2. Sociologie de la déviance

2.1. Définition de la déviance : transgression et désignation

Dans une perspective sociologique, la toxicomanie est généralement considérée comme un cas particulier de déviance160 dans la mesure où elle se caractérise par une violation de normes et qu'elle est identifiée et stigmatisée comme telle par la société. La conduite du toxicomane représente en effet une double transgression ; d'une part elle transgresse la loi qui prohibe dans nos sociétés l'usage de certaines substances161 et d'autre part elle enfreint la règle tacite assignant tempérance au comportement humain.

Le concept de déviance s'applique à des phénomènes fort divers allant des crimes et délits aux handicaps physiques, en passant par les maladies mentales et même somatiques. Avec M. Cusson, on peut définir la déviance comme

‘l'ensemble des conduites et des états que les membres d'un groupe jugent non conformes à leurs attentes, à leurs normes ou à leurs valeurs et qui, de ce fait, risquent de susciter de leur part réprobation et sanctions162. ’

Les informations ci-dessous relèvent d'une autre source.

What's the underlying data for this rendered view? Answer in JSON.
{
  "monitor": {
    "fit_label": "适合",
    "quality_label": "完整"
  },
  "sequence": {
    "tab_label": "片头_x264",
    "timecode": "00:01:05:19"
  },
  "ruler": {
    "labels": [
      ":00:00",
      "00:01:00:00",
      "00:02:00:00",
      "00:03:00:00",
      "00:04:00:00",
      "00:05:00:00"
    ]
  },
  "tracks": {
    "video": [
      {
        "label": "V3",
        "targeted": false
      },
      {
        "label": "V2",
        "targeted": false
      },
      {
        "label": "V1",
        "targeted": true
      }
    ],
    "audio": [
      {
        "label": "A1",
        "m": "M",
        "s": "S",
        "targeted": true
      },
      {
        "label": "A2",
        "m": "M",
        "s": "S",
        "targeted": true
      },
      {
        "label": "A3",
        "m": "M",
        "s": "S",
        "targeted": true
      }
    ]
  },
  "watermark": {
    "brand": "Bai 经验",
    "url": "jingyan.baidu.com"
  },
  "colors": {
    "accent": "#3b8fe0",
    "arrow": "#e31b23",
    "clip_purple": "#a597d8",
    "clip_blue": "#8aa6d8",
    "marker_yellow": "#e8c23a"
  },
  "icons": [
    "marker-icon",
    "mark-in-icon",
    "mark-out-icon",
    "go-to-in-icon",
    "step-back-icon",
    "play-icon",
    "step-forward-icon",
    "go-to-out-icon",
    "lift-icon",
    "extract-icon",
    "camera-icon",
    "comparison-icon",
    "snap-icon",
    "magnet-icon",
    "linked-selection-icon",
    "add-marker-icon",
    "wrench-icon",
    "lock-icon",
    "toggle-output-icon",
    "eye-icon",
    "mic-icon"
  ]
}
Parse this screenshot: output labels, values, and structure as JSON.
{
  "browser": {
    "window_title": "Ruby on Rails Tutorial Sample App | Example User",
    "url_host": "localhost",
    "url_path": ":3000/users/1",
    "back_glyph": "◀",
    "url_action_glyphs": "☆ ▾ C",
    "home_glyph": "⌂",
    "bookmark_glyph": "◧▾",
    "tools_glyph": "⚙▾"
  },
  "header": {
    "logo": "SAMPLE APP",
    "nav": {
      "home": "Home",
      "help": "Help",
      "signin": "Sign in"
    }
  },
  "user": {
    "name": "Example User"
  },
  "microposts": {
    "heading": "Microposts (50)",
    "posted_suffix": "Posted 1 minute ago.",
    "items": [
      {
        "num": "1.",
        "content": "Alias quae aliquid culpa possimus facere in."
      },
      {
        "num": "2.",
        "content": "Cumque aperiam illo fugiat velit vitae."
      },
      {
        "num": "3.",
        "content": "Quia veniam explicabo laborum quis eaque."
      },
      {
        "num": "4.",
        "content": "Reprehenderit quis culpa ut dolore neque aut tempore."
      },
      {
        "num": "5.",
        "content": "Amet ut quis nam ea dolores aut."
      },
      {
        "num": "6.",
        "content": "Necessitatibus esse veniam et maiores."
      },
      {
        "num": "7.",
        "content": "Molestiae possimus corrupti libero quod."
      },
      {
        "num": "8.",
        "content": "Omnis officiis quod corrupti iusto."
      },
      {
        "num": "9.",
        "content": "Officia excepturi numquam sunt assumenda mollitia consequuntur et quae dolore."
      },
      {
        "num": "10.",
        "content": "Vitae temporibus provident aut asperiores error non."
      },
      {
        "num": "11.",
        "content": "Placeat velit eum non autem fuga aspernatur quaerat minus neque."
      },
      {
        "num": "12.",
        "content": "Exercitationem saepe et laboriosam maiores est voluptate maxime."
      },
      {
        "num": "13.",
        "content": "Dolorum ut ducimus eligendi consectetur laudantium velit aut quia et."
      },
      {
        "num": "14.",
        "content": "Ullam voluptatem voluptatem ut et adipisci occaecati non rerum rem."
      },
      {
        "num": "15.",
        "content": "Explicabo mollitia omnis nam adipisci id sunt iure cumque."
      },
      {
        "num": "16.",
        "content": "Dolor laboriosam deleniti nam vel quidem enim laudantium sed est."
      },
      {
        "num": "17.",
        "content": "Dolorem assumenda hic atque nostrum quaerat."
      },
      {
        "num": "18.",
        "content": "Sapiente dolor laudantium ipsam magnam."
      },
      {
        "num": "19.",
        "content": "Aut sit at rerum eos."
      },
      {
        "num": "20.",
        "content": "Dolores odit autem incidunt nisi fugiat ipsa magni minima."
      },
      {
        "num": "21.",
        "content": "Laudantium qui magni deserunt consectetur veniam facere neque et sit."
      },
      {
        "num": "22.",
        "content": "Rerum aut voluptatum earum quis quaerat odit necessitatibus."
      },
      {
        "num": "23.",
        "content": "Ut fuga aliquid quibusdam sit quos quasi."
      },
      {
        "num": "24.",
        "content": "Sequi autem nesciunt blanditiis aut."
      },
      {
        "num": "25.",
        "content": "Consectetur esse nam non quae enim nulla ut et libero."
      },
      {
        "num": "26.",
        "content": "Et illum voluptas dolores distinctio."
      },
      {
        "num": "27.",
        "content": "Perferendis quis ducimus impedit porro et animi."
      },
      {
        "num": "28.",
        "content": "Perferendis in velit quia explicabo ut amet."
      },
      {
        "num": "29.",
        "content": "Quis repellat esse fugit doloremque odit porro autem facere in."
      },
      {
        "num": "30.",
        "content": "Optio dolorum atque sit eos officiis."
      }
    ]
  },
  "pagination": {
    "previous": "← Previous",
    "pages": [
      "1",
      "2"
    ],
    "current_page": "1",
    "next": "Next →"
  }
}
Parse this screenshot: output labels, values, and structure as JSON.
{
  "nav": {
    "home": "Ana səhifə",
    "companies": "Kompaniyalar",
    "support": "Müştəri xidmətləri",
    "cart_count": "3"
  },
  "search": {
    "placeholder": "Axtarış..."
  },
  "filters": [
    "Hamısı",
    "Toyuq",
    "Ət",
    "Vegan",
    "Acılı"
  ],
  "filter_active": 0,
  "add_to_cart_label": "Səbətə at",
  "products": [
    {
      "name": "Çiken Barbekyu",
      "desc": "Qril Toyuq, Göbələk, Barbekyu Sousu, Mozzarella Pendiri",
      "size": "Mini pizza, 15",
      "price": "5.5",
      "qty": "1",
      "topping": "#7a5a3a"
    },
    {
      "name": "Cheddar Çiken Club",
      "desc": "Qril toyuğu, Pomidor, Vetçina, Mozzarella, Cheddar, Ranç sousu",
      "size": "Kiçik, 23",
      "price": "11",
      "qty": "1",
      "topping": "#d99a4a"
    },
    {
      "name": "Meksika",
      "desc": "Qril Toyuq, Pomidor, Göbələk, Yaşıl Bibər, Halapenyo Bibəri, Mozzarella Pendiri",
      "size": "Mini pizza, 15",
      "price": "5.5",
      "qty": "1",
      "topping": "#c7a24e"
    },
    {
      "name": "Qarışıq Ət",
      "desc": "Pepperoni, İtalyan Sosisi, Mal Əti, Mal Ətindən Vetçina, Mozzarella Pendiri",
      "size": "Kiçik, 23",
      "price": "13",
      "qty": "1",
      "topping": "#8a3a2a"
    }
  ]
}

Cette définition met bien en évidence la dimension interactive de la déviance qui résulte de l'affrontement d'un groupe qui juge et stigmatise et d'un autre qui dévie et transgresse des normes instituées. Ainsi définie, cette notion s'applique donc beaucoup plus à une situation sociale globale qu'à un ensemble de caractéristiques propres à une catégorie d'individus bien précise.

Notes
160.

Le concept de déviance est particulièrement récent dans la langue française puisqu'il apparaît dans les dictionnaires et encyclopédies vers la fin des années soixante. Son entrée dans la langue anglaise s'est faite par contre beaucoup plus tôt vers le début des années quarante.

161.

Rappelons qu'historiquement la création d'une liste de stupéfiants hautement contrôlés est née d'un souci d'éviter les empoisonnements.

162.

M. Cusson, Ch. 10 : Déviance, in : R. Boudon, Traité de sociologie, Paris, PUF, 1992, p. 390.